Le Conseil, conçu comme un « service de recherche et développement », pour citer M. Karmitz, a rendu publiques, en septembre, dix idées destinées à « mettre en œuvre une politique culturelle d’envergure pour le temps présent et l’avenir », selon les termes du communiqué officiel. C’est entendu, comme disait Pierre Dac, les prévisions sont difficiles, surtout quand elles concernent l’avenir ; mais, pour le présent, on peut avoir un point de vue. Il est attristé. Tout d’abord, sur dix propositions, seules deux concernent la « création » ; et pour y avoir accès, encore faut-il, conditions sine qua non, être jeune et relativement peu préparé. L’une porte sur l’appropriation de « lieux historiques » à utiliser « à des fins inventives » ; l’autre, sur l’ouverture d’une école de cinéma installée sur une péniche, au pied des cités, et proposant de faire du « cinéma de rue ». On admirera le flou des « fins inventives » et on rêvera sur le « populaire » des cités s’épanouissant dans le cinéma populaire : à chaque catégorie sociale son esthétique...

C’est tout. C’est peu. Mais c’est que l’essentiel du programme relève d’une volonté de « démocratisation de la culture », jugée trop élitiste : un musée nomade pour présenter les œuvres du XXe siècle ; un service de vidéos à la demande pour les étudiants ; la participation à des orchestres classiques de jeunes en situation difficile, dans les quartiers sensibles, et n’ayant jamais pratiqué la musique... C’est mignon. Et si fluet que c’en est étonnant. Avec cette série de gadgets bien-pensants qui ne constitue en rien une politique culturelle, on frôle allègrement la démagogie, qu’il suffit de rebaptiser démocratisation pour lui donner belle allure.
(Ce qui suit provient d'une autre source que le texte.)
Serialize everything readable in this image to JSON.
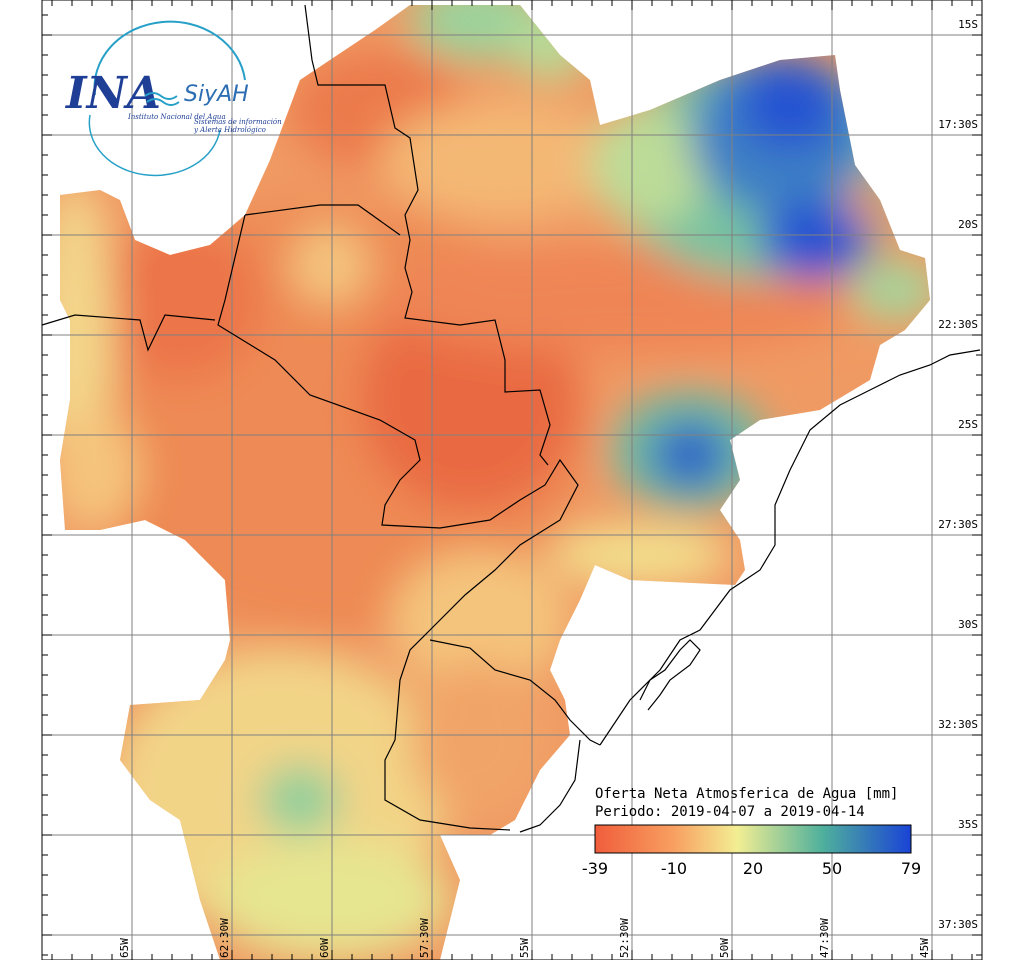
{
  "logo": {
    "brand": "INA",
    "product": "SiyAH",
    "institute": "Instituto Nacional del Agua",
    "subtitle_line1": "Sistemas de información",
    "subtitle_line2": "y Alerta Hidrológico"
  },
  "title": {
    "line1": "Oferta Neta Atmosferica de Agua [mm]",
    "line2": "Periodo: 2019-04-07 a 2019-04-14"
  },
  "colorbar": {
    "ticks": [
      "-39",
      "-10",
      "20",
      "50",
      "79"
    ],
    "colors": [
      "#f05d3b",
      "#f8a061",
      "#f3ee93",
      "#4fb09c",
      "#1a43d6"
    ]
  },
  "latitude_labels": [
    "15S",
    "17:30S",
    "20S",
    "22:30S",
    "25S",
    "27:30S",
    "30S",
    "32:30S",
    "35S",
    "37:30S"
  ],
  "longitude_labels": [
    "65W",
    "62:30W",
    "60W",
    "57:30W",
    "55W",
    "52:30W",
    "50W",
    "47:30W",
    "45W"
  ]
}
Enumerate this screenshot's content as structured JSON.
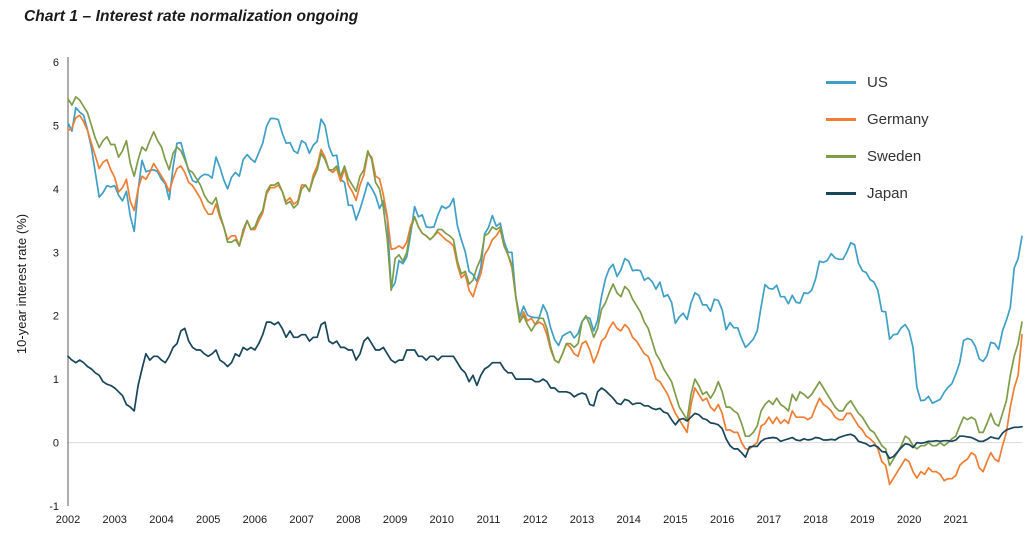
{
  "chart_data": {
    "type": "line",
    "title": "Chart 1 – Interest rate normalization ongoing",
    "ylabel": "10-year interest rate (%)",
    "ylim": [
      -1,
      6
    ],
    "yticks": [
      6,
      5,
      4,
      3,
      2,
      1,
      0,
      -1
    ],
    "x_start_year": 2002,
    "points_per_year": 12,
    "x_tick_labels": [
      "2002",
      "2003",
      "2004",
      "2005",
      "2006",
      "2007",
      "2008",
      "2009",
      "2010",
      "2011",
      "2012",
      "2013",
      "2014",
      "2015",
      "2016",
      "2017",
      "2018",
      "2019",
      "2020",
      "2021"
    ],
    "grid": "zero-line-only",
    "legend_position": "top-right",
    "colors": {
      "zero_line": "#d9d9d9",
      "axis_line": "#595959",
      "text": "#1a1a1a"
    },
    "series": [
      {
        "name": "US",
        "color": "#3f9fc6",
        "values": [
          5.04,
          4.91,
          5.28,
          5.21,
          5.16,
          4.93,
          4.65,
          4.26,
          3.87,
          3.94,
          4.05,
          4.03,
          4.05,
          3.9,
          3.81,
          3.96,
          3.57,
          3.33,
          3.98,
          4.45,
          4.27,
          4.29,
          4.3,
          4.27,
          4.15,
          4.08,
          3.83,
          4.35,
          4.72,
          4.73,
          4.5,
          4.28,
          4.13,
          4.1,
          4.19,
          4.23,
          4.22,
          4.17,
          4.5,
          4.34,
          4.14,
          4.0,
          4.18,
          4.26,
          4.2,
          4.46,
          4.54,
          4.47,
          4.42,
          4.57,
          4.72,
          4.99,
          5.11,
          5.11,
          5.09,
          4.88,
          4.72,
          4.73,
          4.6,
          4.56,
          4.76,
          4.72,
          4.56,
          4.69,
          4.75,
          5.1,
          5.0,
          4.67,
          4.52,
          4.53,
          4.15,
          4.1,
          3.74,
          3.74,
          3.51,
          3.68,
          3.88,
          4.1,
          4.01,
          3.89,
          3.69,
          3.81,
          3.53,
          2.42,
          2.52,
          2.87,
          2.82,
          2.93,
          3.29,
          3.72,
          3.56,
          3.59,
          3.4,
          3.39,
          3.4,
          3.59,
          3.73,
          3.69,
          3.73,
          3.85,
          3.42,
          3.2,
          3.01,
          2.7,
          2.65,
          2.54,
          2.76,
          3.29,
          3.39,
          3.58,
          3.41,
          3.46,
          3.17,
          3.0,
          3.0,
          2.3,
          1.98,
          2.15,
          2.01,
          1.98,
          1.97,
          1.97,
          2.17,
          2.05,
          1.8,
          1.62,
          1.53,
          1.68,
          1.72,
          1.75,
          1.65,
          1.72,
          1.91,
          1.98,
          1.96,
          1.76,
          1.93,
          2.3,
          2.58,
          2.74,
          2.81,
          2.62,
          2.72,
          2.9,
          2.86,
          2.71,
          2.72,
          2.71,
          2.56,
          2.6,
          2.54,
          2.42,
          2.53,
          2.3,
          2.33,
          2.21,
          1.88,
          1.98,
          2.04,
          1.94,
          2.2,
          2.36,
          2.32,
          2.17,
          2.17,
          2.07,
          2.26,
          2.24,
          2.09,
          1.78,
          1.89,
          1.81,
          1.81,
          1.64,
          1.5,
          1.56,
          1.63,
          1.76,
          2.14,
          2.49,
          2.43,
          2.42,
          2.48,
          2.3,
          2.3,
          2.19,
          2.32,
          2.21,
          2.2,
          2.36,
          2.35,
          2.4,
          2.58,
          2.86,
          2.84,
          2.87,
          2.98,
          2.91,
          2.89,
          2.89,
          3.0,
          3.15,
          3.12,
          2.83,
          2.71,
          2.68,
          2.57,
          2.53,
          2.4,
          2.07,
          2.06,
          1.63,
          1.7,
          1.71,
          1.81,
          1.86,
          1.76,
          1.5,
          0.87,
          0.66,
          0.67,
          0.73,
          0.62,
          0.65,
          0.68,
          0.79,
          0.87,
          0.93,
          1.08,
          1.26,
          1.61,
          1.64,
          1.62,
          1.52,
          1.32,
          1.28,
          1.37,
          1.58,
          1.56,
          1.47,
          1.76,
          1.93,
          2.13,
          2.75,
          2.9,
          3.25
        ]
      },
      {
        "name": "Germany",
        "color": "#ef7d33",
        "values": [
          4.92,
          4.96,
          5.12,
          5.16,
          5.06,
          4.92,
          4.72,
          4.52,
          4.32,
          4.42,
          4.46,
          4.3,
          4.18,
          3.95,
          4.02,
          4.15,
          3.8,
          3.66,
          4.0,
          4.2,
          4.15,
          4.26,
          4.4,
          4.3,
          4.2,
          4.1,
          3.96,
          4.16,
          4.32,
          4.36,
          4.26,
          4.1,
          4.05,
          3.95,
          3.85,
          3.7,
          3.6,
          3.6,
          3.76,
          3.55,
          3.4,
          3.2,
          3.26,
          3.26,
          3.1,
          3.3,
          3.5,
          3.36,
          3.36,
          3.5,
          3.62,
          3.92,
          4.02,
          4.02,
          4.06,
          3.96,
          3.8,
          3.86,
          3.76,
          3.8,
          4.06,
          4.06,
          3.96,
          4.22,
          4.36,
          4.62,
          4.5,
          4.3,
          4.26,
          4.32,
          4.12,
          4.32,
          4.06,
          3.96,
          3.82,
          4.06,
          4.22,
          4.56,
          4.5,
          4.2,
          4.16,
          3.9,
          3.56,
          3.05,
          3.06,
          3.1,
          3.06,
          3.16,
          3.42,
          3.56,
          3.4,
          3.3,
          3.26,
          3.2,
          3.26,
          3.32,
          3.26,
          3.2,
          3.16,
          3.1,
          2.8,
          2.6,
          2.66,
          2.4,
          2.3,
          2.5,
          2.66,
          2.96,
          3.06,
          3.2,
          3.26,
          3.36,
          3.1,
          2.96,
          2.76,
          2.3,
          1.9,
          2.06,
          1.92,
          1.96,
          1.86,
          1.9,
          1.86,
          1.7,
          1.46,
          1.3,
          1.26,
          1.4,
          1.56,
          1.5,
          1.4,
          1.36,
          1.56,
          1.6,
          1.46,
          1.26,
          1.4,
          1.6,
          1.66,
          1.8,
          1.9,
          1.8,
          1.76,
          1.86,
          1.8,
          1.66,
          1.6,
          1.5,
          1.4,
          1.36,
          1.2,
          1.0,
          0.96,
          0.86,
          0.76,
          0.6,
          0.46,
          0.36,
          0.26,
          0.16,
          0.6,
          0.86,
          0.76,
          0.66,
          0.7,
          0.56,
          0.5,
          0.6,
          0.46,
          0.2,
          0.2,
          0.16,
          0.16,
          0.0,
          -0.1,
          -0.1,
          -0.05,
          0.0,
          0.26,
          0.3,
          0.4,
          0.3,
          0.4,
          0.3,
          0.36,
          0.3,
          0.5,
          0.4,
          0.4,
          0.4,
          0.36,
          0.4,
          0.56,
          0.7,
          0.6,
          0.56,
          0.5,
          0.4,
          0.36,
          0.36,
          0.46,
          0.46,
          0.36,
          0.26,
          0.2,
          0.1,
          0.06,
          0.0,
          -0.1,
          -0.3,
          -0.36,
          -0.66,
          -0.56,
          -0.46,
          -0.36,
          -0.26,
          -0.3,
          -0.46,
          -0.56,
          -0.46,
          -0.5,
          -0.4,
          -0.46,
          -0.46,
          -0.5,
          -0.6,
          -0.57,
          -0.57,
          -0.52,
          -0.36,
          -0.3,
          -0.26,
          -0.16,
          -0.2,
          -0.4,
          -0.46,
          -0.3,
          -0.16,
          -0.26,
          -0.3,
          -0.05,
          0.16,
          0.56,
          0.86,
          1.06,
          1.7
        ]
      },
      {
        "name": "Sweden",
        "color": "#7f9c49",
        "values": [
          5.42,
          5.32,
          5.45,
          5.4,
          5.3,
          5.2,
          5.0,
          4.8,
          4.65,
          4.76,
          4.82,
          4.7,
          4.7,
          4.5,
          4.6,
          4.76,
          4.4,
          4.2,
          4.46,
          4.66,
          4.6,
          4.76,
          4.9,
          4.76,
          4.66,
          4.46,
          4.3,
          4.56,
          4.66,
          4.6,
          4.46,
          4.3,
          4.26,
          4.16,
          4.06,
          3.9,
          3.8,
          3.76,
          3.86,
          3.6,
          3.4,
          3.16,
          3.16,
          3.2,
          3.1,
          3.36,
          3.5,
          3.36,
          3.4,
          3.56,
          3.66,
          3.96,
          4.06,
          4.06,
          4.1,
          3.96,
          3.76,
          3.8,
          3.7,
          3.76,
          4.0,
          4.06,
          3.96,
          4.16,
          4.3,
          4.56,
          4.46,
          4.3,
          4.3,
          4.36,
          4.2,
          4.36,
          4.16,
          4.06,
          3.96,
          4.2,
          4.3,
          4.6,
          4.46,
          4.1,
          4.0,
          3.7,
          3.2,
          2.4,
          2.9,
          2.96,
          2.86,
          3.0,
          3.36,
          3.56,
          3.4,
          3.3,
          3.26,
          3.2,
          3.26,
          3.36,
          3.36,
          3.3,
          3.26,
          3.2,
          2.86,
          2.66,
          2.7,
          2.5,
          2.56,
          2.76,
          2.9,
          3.26,
          3.3,
          3.4,
          3.36,
          3.4,
          3.1,
          2.96,
          2.8,
          2.3,
          1.9,
          2.0,
          1.86,
          1.76,
          1.86,
          1.96,
          1.96,
          1.8,
          1.5,
          1.3,
          1.26,
          1.4,
          1.56,
          1.56,
          1.5,
          1.56,
          1.9,
          2.0,
          1.86,
          1.66,
          1.8,
          2.1,
          2.2,
          2.36,
          2.5,
          2.36,
          2.3,
          2.46,
          2.4,
          2.26,
          2.16,
          2.06,
          1.9,
          1.8,
          1.6,
          1.4,
          1.3,
          1.16,
          1.06,
          0.96,
          0.76,
          0.56,
          0.46,
          0.36,
          0.76,
          1.0,
          0.9,
          0.76,
          0.8,
          0.7,
          0.8,
          0.96,
          0.8,
          0.56,
          0.56,
          0.5,
          0.46,
          0.3,
          0.1,
          0.1,
          0.16,
          0.26,
          0.5,
          0.6,
          0.66,
          0.6,
          0.7,
          0.6,
          0.56,
          0.5,
          0.76,
          0.66,
          0.8,
          0.76,
          0.7,
          0.76,
          0.86,
          0.96,
          0.86,
          0.76,
          0.66,
          0.56,
          0.5,
          0.5,
          0.6,
          0.66,
          0.56,
          0.46,
          0.4,
          0.3,
          0.2,
          0.16,
          0.06,
          -0.05,
          -0.1,
          -0.36,
          -0.26,
          -0.16,
          -0.05,
          0.1,
          0.06,
          -0.05,
          -0.1,
          -0.05,
          -0.05,
          0.0,
          -0.05,
          -0.05,
          0.0,
          -0.05,
          0.0,
          0.06,
          0.1,
          0.26,
          0.4,
          0.36,
          0.4,
          0.36,
          0.16,
          0.16,
          0.3,
          0.46,
          0.3,
          0.26,
          0.46,
          0.66,
          1.06,
          1.36,
          1.56,
          1.9
        ]
      },
      {
        "name": "Japan",
        "color": "#17455c",
        "values": [
          1.36,
          1.3,
          1.26,
          1.3,
          1.26,
          1.2,
          1.16,
          1.1,
          1.06,
          0.96,
          0.92,
          0.9,
          0.86,
          0.8,
          0.74,
          0.6,
          0.56,
          0.5,
          0.9,
          1.16,
          1.4,
          1.3,
          1.36,
          1.36,
          1.3,
          1.26,
          1.36,
          1.5,
          1.56,
          1.76,
          1.8,
          1.6,
          1.5,
          1.46,
          1.46,
          1.4,
          1.36,
          1.4,
          1.46,
          1.3,
          1.26,
          1.2,
          1.26,
          1.4,
          1.36,
          1.5,
          1.46,
          1.5,
          1.46,
          1.56,
          1.7,
          1.9,
          1.9,
          1.86,
          1.9,
          1.8,
          1.66,
          1.76,
          1.66,
          1.66,
          1.7,
          1.7,
          1.6,
          1.66,
          1.66,
          1.86,
          1.9,
          1.6,
          1.56,
          1.6,
          1.5,
          1.5,
          1.46,
          1.46,
          1.3,
          1.4,
          1.6,
          1.66,
          1.56,
          1.46,
          1.46,
          1.5,
          1.4,
          1.3,
          1.26,
          1.3,
          1.3,
          1.46,
          1.46,
          1.46,
          1.36,
          1.36,
          1.3,
          1.36,
          1.36,
          1.3,
          1.36,
          1.36,
          1.36,
          1.36,
          1.26,
          1.16,
          1.1,
          0.96,
          1.06,
          0.9,
          1.06,
          1.16,
          1.2,
          1.26,
          1.26,
          1.26,
          1.16,
          1.1,
          1.1,
          1.0,
          1.0,
          1.0,
          1.0,
          1.0,
          0.96,
          0.96,
          1.0,
          0.96,
          0.86,
          0.86,
          0.8,
          0.8,
          0.8,
          0.78,
          0.72,
          0.76,
          0.78,
          0.76,
          0.6,
          0.58,
          0.8,
          0.86,
          0.82,
          0.76,
          0.7,
          0.62,
          0.6,
          0.68,
          0.66,
          0.6,
          0.62,
          0.62,
          0.58,
          0.58,
          0.54,
          0.52,
          0.54,
          0.48,
          0.46,
          0.36,
          0.28,
          0.36,
          0.38,
          0.34,
          0.4,
          0.46,
          0.44,
          0.38,
          0.36,
          0.31,
          0.3,
          0.28,
          0.22,
          0.06,
          -0.05,
          -0.1,
          -0.1,
          -0.16,
          -0.23,
          -0.07,
          -0.06,
          -0.06,
          0.02,
          0.06,
          0.07,
          0.08,
          0.07,
          0.02,
          0.04,
          0.06,
          0.08,
          0.04,
          0.03,
          0.06,
          0.04,
          0.05,
          0.08,
          0.07,
          0.04,
          0.04,
          0.05,
          0.04,
          0.08,
          0.1,
          0.12,
          0.13,
          0.1,
          0.02,
          0.0,
          -0.02,
          -0.06,
          -0.04,
          -0.07,
          -0.14,
          -0.15,
          -0.25,
          -0.22,
          -0.15,
          -0.08,
          -0.02,
          -0.03,
          -0.08,
          0.0,
          -0.01,
          0.0,
          0.02,
          0.02,
          0.03,
          0.02,
          0.03,
          0.03,
          0.02,
          0.04,
          0.1,
          0.1,
          0.09,
          0.08,
          0.05,
          0.02,
          0.02,
          0.05,
          0.09,
          0.07,
          0.06,
          0.15,
          0.2,
          0.22,
          0.24,
          0.24,
          0.25
        ]
      }
    ]
  }
}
Tout paraît sans surprise, et inoffensif... Sauf que d’autres missions attribuées à ce Conseil ont été moins mises en lumière : il doit notamment « examiner en priorité les mesures de nature à permettre le développement de nouvelles sources de financement de la création artistique (8) ». Ah ! Comme le précise M. Karmitz, il faut « garder du public et mettre dans le coup du financement privé » ; les artistes ne doivent pas « se considérer uniquement comme des assistés (9) ». Les subventions publiques seraient donc de la « charité » ? La culture pourrait donc être une affaire rentable ?... On comprend mieux le silence du Conseil concernant le théâtre, si regrettablement coûteux, et sa passion pour le numérique, qui entre dans au moins quatre de ses propositions. On comprend mieux que la « création » ait une place aussi maigrelette, et qu’il soit davantage question ici de « publics » que de « citoyens ».

D’après M. Karmitz, fondateur de la société MK2 — 70 millions d’euros de chiffre d’affaires —, « la culture ne peut se faire que dans la rébellion ». Contre les fins de mois difficiles ? Ou contre la réforme libérale du ministère de la culture (10) ?

Evelyne Pieiller.

Ecrivaine, auteure notamment de Dick, le zappeur des mondes, La Quinzaine littéraire, Paris, 2005 ; de L’Almanach des contrariés, Gallimard, coll. « L’arpenteur », Paris, 2002.

( 1 ) « Vœux aux acteurs de la culture », Nîmes, 13 janvier 2009.

( 2 ) Discours à l’occasion de l’installation du Conseil pour la création artistique, Paris, 2 février 2009.

( 3 ) « Vœux aux acteurs de la culture », op. cit.

( 4 ) Ibid.

( 5 ) Le premier ministre et le ministre chargé de la culture en sont membres de droit.

( 6 ) Discours à l’occasion de l’installation du Conseil..., op. cit.

( 7 ) Ibid.

( 8 ) Décret portant sur la création du Conseil, 30 janvier 2009.

( 9 ) Entretien avec Jean-Pierre Elkabbach, Europe 1, 14 janvier 2009.

( 10 ) Le Syndicat national des entreprises artistiques et culturelles (Syndeac) réclame la dissolution du Conseil.